Depuis mon enfance j'ai fréquenté églises et temples,
En eux, Dieu est glorifié.
Différents prêtres chantaient, avec zèle.
Ils disaient qu'il était bon de T'aimer.
Mais en grandissant, je vis tellement de malheurs
dans le monde de ce Dieu que je me dis à moi-même :
"Il a un cœur de pierre. Autrement, il ôterait les difficultés de notre chemin."
Des enfants malades luttant contre la fièvre dans des hôpitaux,
pendant que leurs parents prient pour eux.

Le Ciel reste sourd.
Ceux que nous aimons partent pour la vallée de l'ombre et de la mort,
et pourtant nous avions prié très longtemps.
De jeunes hommes innocents brûlent vifs dans une fournaise.
Et le Paradis est silencieux.
Il laisse les choses se faire.
Dieu ne s'est-Il jamais posé la question de savoir si, même à voix basse,
les croyants eux-mêmes ne commençent pas à douter ?
Affamés, torturés, persécutés dans leur propre patrie,
leurs questions demeurent sans réponse.
Le Tout-Puissant n'est pas concerné
par les horreurs qui sont notre lot.
Comment puis-je aimer le Créateur des microbes,
et des tigres mangeurs d'hommes ?
Comment puis-je aimer Celui qui torture tous ses serviteurs
parce que l'un d'eux une fois a mangé d'un arbre ?
Plus triste que Job, je n'ai plus ni femme, ni enfants, ni consolateurs,
Et dans cette cellule, il n'y a pas de lumière, pas même un peu d'air,
c'est trop dur à supporter.
De mon lit en planches, ils me feront un cercueil.
Étendu sur mes planches, je me demande encore
pourquoi mes pensées vont vers Toi,
pourquoi mes écrits vont vers Toi ?
Pourquoi j'ai cet amour passionné pour Toi,
pourquoi je n'arrive pas à chanter à quelqu'un d'autre qu'à Toi ?
Je sais que je suis rejeté.
Dans un petit moment, je serai dans un trou, en train de pourrir. La fiancée du Cantique des cantiques ne T'aime pas lorsqu'elle demande si Tu es "correctement aimé". L'amour est à lui-même sa propre justification.

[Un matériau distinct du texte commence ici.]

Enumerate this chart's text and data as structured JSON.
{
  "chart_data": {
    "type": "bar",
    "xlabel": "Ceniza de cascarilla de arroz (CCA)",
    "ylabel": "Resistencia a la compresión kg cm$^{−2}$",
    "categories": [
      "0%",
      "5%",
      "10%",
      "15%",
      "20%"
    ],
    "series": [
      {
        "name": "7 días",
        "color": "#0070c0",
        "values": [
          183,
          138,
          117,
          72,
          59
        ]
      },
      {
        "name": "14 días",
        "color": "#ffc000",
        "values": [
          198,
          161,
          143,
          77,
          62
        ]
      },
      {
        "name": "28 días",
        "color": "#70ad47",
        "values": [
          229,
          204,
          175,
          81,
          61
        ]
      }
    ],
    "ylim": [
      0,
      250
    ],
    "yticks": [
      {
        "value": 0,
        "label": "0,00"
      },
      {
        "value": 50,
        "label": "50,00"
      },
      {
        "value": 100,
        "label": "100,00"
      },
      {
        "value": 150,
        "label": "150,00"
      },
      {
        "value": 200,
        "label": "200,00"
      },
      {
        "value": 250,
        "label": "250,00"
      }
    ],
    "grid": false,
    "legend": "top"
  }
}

L'amour n'est pas pour les hommes sages.

Même si mille embûches se dressaient sur sa route, elle continuerait d'aimer.

Même si le feu la brûlait ou si les vagues l'emportaient,
elle continuerait d'embrasser la main qui la blesse.

Si elle ne trouve aucune réponse à ses questions, elle a confiance et elle attend.

Un jour, dans ces lieux retirés, le soleil brillera
et tout ce qui est caché sera révélé pleinement.

Le pardon de ses nombreux péchés n'a fait qu'augmenter l'amour ardent de Madeleine.

Mais elle a donné son parfum, et versé ses larmes
avant que Tu ne lui adresses les mots du pardon.

Si ces mots n'étaient pas sortis de Ta bouche, elle serait restée là, à T'aimer, en restant dans ses péchés.

Elle T'aimait avant que Ton sang ne se mette à couler.

Elle T'aimait avant que Tu ne la pardonnes.

Je ne demande pas non plus s'il est bon et légitime de T'aimer.

Je ne T'aime pas pour obtenir un jour le salut.

Je T'aimerai même si mes malheurs durent éternellement.

Je T'aimerai jusque dans le feu de l'enfer.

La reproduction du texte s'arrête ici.